Celebra quindi il punto di osservazione dei bambini?

"E’ assurdo che appartenga solo ai bambini e che l’età renda ciechi, incapaci di cogliere le stranezze e quindi la bellezza del mondo".

Perché accade secondo lei?

"Perché ci chiudiamo in delle gabbie che noi stessi costruiamo. Muri e barriere di stereotipi, formalità e regole che ci bloccano la visuale rendendoci infelici. La meraviglia che, in questo caso, popola il mare serve proprio ad uscire da certi binari che siamo abituati a seguire, con la testa china. Convinti che sia giusto sacrificare la nostra unicità, il nostro essere, per far finta di essere uguali agli altri".

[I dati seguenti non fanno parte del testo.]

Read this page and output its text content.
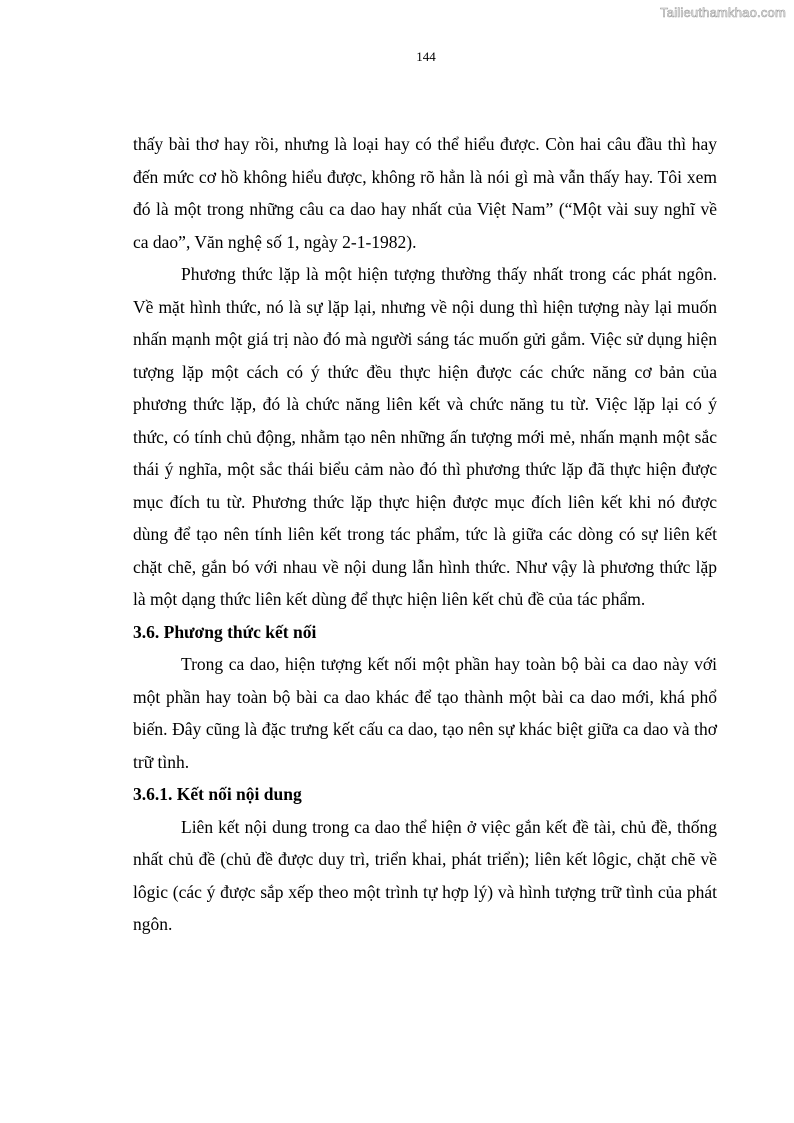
Tailieuthamkhao.com
144

thấy bài thơ hay rồi, nhưng là loại hay có thể hiểu được. Còn hai câu đầu thì hay đến mức cơ hồ không hiểu được, không rõ hẳn là nói gì mà vẫn thấy hay. Tôi xem đó là một trong những câu ca dao hay nhất của Việt Nam” (“Một vài suy nghĩ về ca dao”, Văn nghệ số 1, ngày 2-1-1982).

Phương thức lặp là một hiện tượng thường thấy nhất trong các phát ngôn. Về mặt hình thức, nó là sự lặp lại, nhưng về nội dung thì hiện tượng này lại muốn nhấn mạnh một giá trị nào đó mà người sáng tác muốn gửi gắm. Việc sử dụng hiện tượng lặp một cách có ý thức đều thực hiện được các chức năng cơ bản của phương thức lặp, đó là chức năng liên kết và chức năng tu từ. Việc lặp lại có ý thức, có tính chủ động, nhằm tạo nên những ấn tượng mới mẻ, nhấn mạnh một sắc thái ý nghĩa, một sắc thái biểu cảm nào đó thì phương thức lặp đã thực hiện được mục đích tu từ. Phương thức lặp thực hiện được mục đích liên kết khi nó được dùng để tạo nên tính liên kết trong tác phẩm, tức là giữa các dòng có sự liên kết chặt chẽ, gắn bó với nhau về nội dung lẫn hình thức. Như vậy là phương thức lặp là một dạng thức liên kết dùng để thực hiện liên kết chủ đề của tác phẩm.

3.6. Phương thức kết nối

Trong ca dao, hiện tượng kết nối một phần hay toàn bộ bài ca dao này với một phần hay toàn bộ bài ca dao khác để tạo thành một bài ca dao mới, khá phổ biến. Đây cũng là đặc trưng kết cấu ca dao, tạo nên sự khác biệt giữa ca dao và thơ trữ tình.

3.6.1. Kết nối nội dung

Liên kết nội dung trong ca dao thể hiện ở việc gắn kết đề tài, chủ đề, thống nhất chủ đề (chủ đề được duy trì, triển khai, phát triển); liên kết lôgic, chặt chẽ về lôgic (các ý được sắp xếp theo một trình tự hợp lý) và hình tượng trữ tình của phát ngôn.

E’ un modo per evitare il giudizuio altrui?

"Ne siamo ossessionati. Fin da piccoli i nostri genitori ci insegnano ad essere prudenti, a seguire ciò che la società vuole e questo meccanismo è ovviamente esasperato dai social. A me piace invece raccontare le persone per quello che sono".

E’ quello che farà domani con il monologo?

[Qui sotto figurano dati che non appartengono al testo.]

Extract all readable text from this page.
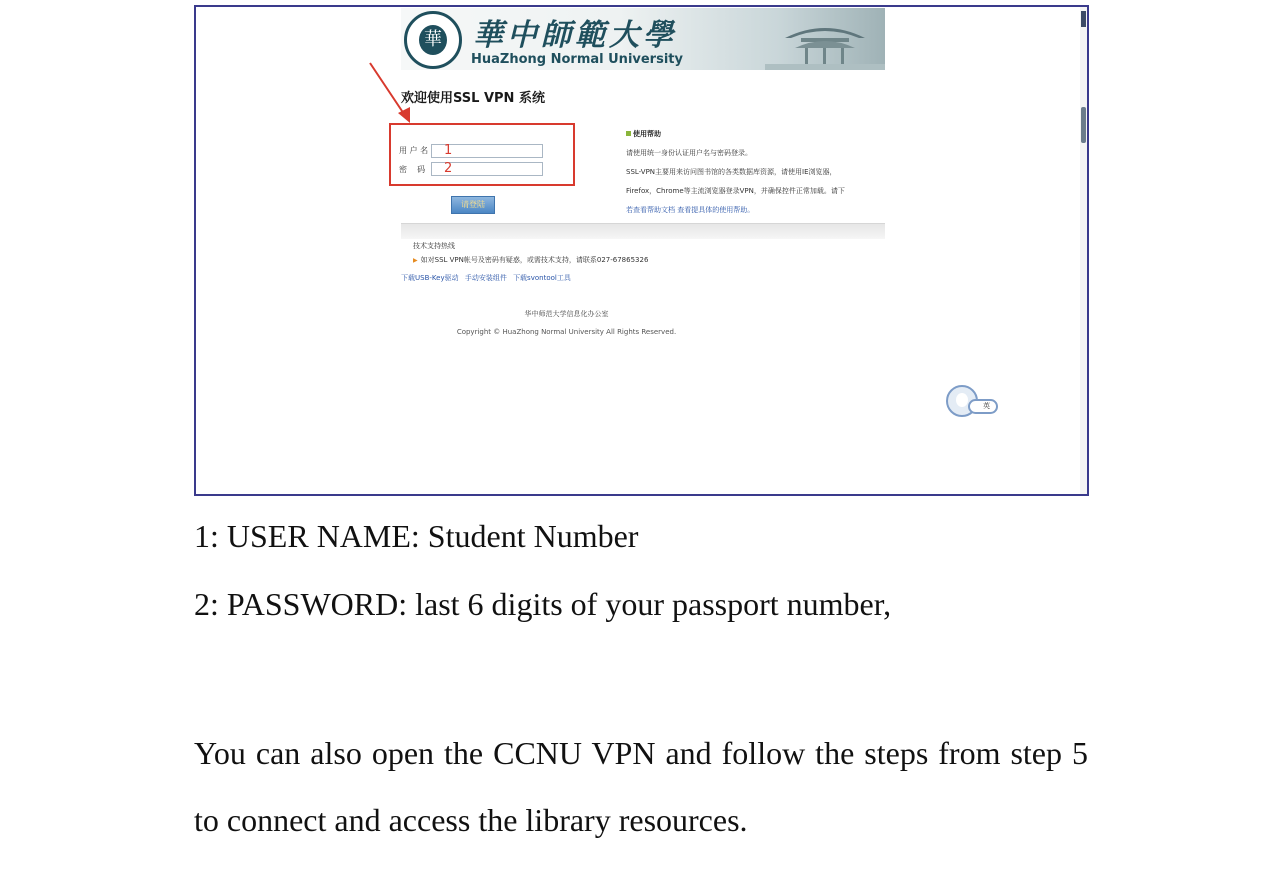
華 華中師範大學
HuaZhong Normal University
欢迎使用SSL VPN 系统
用 户 名	1
密    码	2
请登陆
使用帮助
请使用统一身份认证用户名与密码登录。
SSL-VPN主要用来访问图书馆的各类数据库资源，请使用IE浏览器，
Firefox，Chrome等主流浏览器登录VPN，并确保控件正常加载。请下
若查看帮助文档 查看提具体的使用帮助。
技术支持热线
▶ 如对SSL VPN帐号及密码有疑惑，或需技术支持，请联系027-67865326
下载USB-Key驱动 手动安装组件 下载svontool工具
华中师范大学信息化办公室
Copyright © HuaZhong Normal University All Rights Reserved.
英
1: USER NAME: Student Number
2: PASSWORD: last 6 digits of your passport number,
You can also open the CCNU VPN and follow the steps from step 5 to connect and access the library resources.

"Nasce dal libro, da un lavoro fatto con il Piccolo Teatro di Milano, ma poi divaga, si allontana dallo scheletro. Non c’è una sceneggiatura, mi lascio andare all’improvvisazione e quindi non è mai lo stesso. Per me è molto importante perdersi, andare alla deriva".

Avere una visione della vita fuori dagli schemi porta a sentirsi fuori contesto?

"Non è un voler cambiare la società, ma vivere al di fuori di essa se non ci si sente di farne parte. Cambiare non è distruggere ma vivere diversamente. Ho vissuto tanto da solo, perdendomi nella natura"

E’ per questo che ha scelto un mestiere lontano da ruoli e da schemi?

"La scrittura deve essere accompagnata da una vita. Quando scelgo un libro lo faccio in base alla biografia dell’autore. Se ha avuto una vita piatta cosa portrà avere da raccontare? Si scrive scoprendo e si scopre scrivendo".